Há 50 estados e Washington, D.C., vários territórios e centenas de milhares de condados, cidades, cidadezinhas, etc. Essa é uma campanha que tem o potencial de continuar por décadas e terá uma durabilidade quase ilimitada para efeito de levantar fundos. Já posso até ver caminhadas em prol do livro de registros, guiadas por várias celebridades e permitindo que todas as mulheres, homens e crianças comprem seus bilhetes de saída da classe dos “abusadores de animais”, ao fazerem uma doação para assegurar que os verdadeiros “abusadores de animais” estejam em algum livro de registros criminais, enquanto o resto de nós continua a se sentir em paz com sua consciência. Estou certo de que já existem planos para a realização de eventos de mídia com mulheres seminuas, vestindo apenas pedaços de papel onde estarão os nomes dos delinquentes que constarem nos livros de registros. Oh, os sacrifícios que algumas pessoas farão “pelos animais”.

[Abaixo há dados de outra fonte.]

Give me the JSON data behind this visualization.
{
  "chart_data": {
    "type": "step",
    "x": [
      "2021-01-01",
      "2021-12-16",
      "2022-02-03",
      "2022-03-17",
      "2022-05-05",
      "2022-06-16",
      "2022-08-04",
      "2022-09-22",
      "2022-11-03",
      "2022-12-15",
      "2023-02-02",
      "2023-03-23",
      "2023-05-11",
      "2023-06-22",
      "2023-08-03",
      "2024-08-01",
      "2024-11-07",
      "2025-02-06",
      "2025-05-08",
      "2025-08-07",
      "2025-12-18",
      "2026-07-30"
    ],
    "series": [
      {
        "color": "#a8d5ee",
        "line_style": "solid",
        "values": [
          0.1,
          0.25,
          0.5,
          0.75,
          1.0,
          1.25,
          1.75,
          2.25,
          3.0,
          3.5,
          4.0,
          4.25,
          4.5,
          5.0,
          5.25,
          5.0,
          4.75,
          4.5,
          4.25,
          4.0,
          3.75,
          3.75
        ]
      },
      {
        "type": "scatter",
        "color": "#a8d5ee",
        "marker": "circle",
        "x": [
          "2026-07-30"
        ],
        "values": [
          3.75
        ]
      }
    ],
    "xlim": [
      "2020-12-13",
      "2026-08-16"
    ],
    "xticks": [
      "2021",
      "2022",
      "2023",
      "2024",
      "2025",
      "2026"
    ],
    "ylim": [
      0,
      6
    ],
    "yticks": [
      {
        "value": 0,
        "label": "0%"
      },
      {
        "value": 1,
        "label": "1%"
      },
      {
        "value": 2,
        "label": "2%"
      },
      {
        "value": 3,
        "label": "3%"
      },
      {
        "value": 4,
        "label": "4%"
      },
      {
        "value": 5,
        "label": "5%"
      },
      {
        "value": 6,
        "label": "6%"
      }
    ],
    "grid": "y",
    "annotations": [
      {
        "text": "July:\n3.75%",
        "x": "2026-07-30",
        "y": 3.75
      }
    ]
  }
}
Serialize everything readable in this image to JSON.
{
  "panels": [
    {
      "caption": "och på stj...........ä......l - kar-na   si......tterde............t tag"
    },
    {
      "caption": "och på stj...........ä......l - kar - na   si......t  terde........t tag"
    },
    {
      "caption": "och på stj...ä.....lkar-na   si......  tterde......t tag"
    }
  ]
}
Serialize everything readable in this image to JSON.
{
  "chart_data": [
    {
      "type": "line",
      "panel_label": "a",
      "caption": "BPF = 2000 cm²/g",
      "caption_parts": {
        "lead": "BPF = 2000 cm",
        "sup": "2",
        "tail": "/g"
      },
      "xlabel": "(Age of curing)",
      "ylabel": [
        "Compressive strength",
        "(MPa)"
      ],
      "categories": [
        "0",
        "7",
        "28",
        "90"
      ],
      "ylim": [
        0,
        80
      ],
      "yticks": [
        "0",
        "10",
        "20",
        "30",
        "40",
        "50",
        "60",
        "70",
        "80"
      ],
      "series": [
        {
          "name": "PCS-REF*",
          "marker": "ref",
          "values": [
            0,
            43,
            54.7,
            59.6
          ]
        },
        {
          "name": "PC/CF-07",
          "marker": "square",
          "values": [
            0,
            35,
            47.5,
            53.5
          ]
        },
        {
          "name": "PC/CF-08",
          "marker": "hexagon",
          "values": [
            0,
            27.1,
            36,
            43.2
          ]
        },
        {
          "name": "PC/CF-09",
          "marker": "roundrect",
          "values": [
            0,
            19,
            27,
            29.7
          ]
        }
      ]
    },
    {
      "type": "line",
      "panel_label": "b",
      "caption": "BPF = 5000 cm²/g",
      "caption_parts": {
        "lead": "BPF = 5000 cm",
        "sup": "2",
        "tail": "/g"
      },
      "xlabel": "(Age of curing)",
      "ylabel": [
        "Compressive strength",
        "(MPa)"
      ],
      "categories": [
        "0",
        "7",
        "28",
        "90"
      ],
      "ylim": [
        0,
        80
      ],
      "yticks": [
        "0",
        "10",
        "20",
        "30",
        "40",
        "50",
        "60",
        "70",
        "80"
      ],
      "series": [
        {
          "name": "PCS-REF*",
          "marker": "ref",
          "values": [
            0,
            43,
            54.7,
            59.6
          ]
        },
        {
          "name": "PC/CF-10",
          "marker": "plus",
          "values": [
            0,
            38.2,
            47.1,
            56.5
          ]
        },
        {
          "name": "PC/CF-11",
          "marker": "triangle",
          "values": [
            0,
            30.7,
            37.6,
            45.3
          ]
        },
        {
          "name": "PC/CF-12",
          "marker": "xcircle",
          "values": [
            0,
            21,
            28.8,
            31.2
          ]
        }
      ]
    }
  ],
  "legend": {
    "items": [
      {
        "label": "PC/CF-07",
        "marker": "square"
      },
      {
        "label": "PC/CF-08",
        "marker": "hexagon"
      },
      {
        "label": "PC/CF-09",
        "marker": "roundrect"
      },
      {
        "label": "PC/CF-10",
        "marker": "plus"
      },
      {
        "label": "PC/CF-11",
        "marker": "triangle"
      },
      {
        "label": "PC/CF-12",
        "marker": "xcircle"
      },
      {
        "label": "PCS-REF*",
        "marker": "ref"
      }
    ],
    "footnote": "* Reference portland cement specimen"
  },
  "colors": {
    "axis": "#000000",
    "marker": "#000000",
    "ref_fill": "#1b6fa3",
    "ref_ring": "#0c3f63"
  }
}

E quanto à mulher de Long Island que torturava os gatinhos e os cachorros? Não é uma boa ideia que tenhamos um livro de registros para identificar pessoas como aquela?
Dentro da medida em que o livro de registros pode fornecer informações a abrigos que ajudarão a identificar perigos para futuras adoções, tudo bem. Mas em um sentido fundamental, a mulher que praticou esses atos terríveis não difere de nenhuma pessoa que consome animais.
Como vocês veem, aquela pessoa torturou gatinhos e cachorros porque obteve algum prazer ou satisfação a partir daqueles atos. É errado fazer aquilo? Certamente. Mas em que, realmente, o que ela fez difere do que todas as outras pessoas fazem? A maioria de nós come produtos animais, e os animais a partir dos quais esses produtos são feitos foram tão torturados quanto os gatinhos e cachorros no caso de Long Island. Mas aquela mulher é uma criminosa, e o resto de nós, que apoia o livro de registros e truques semelhantes, é “compassivo”. Não entendo...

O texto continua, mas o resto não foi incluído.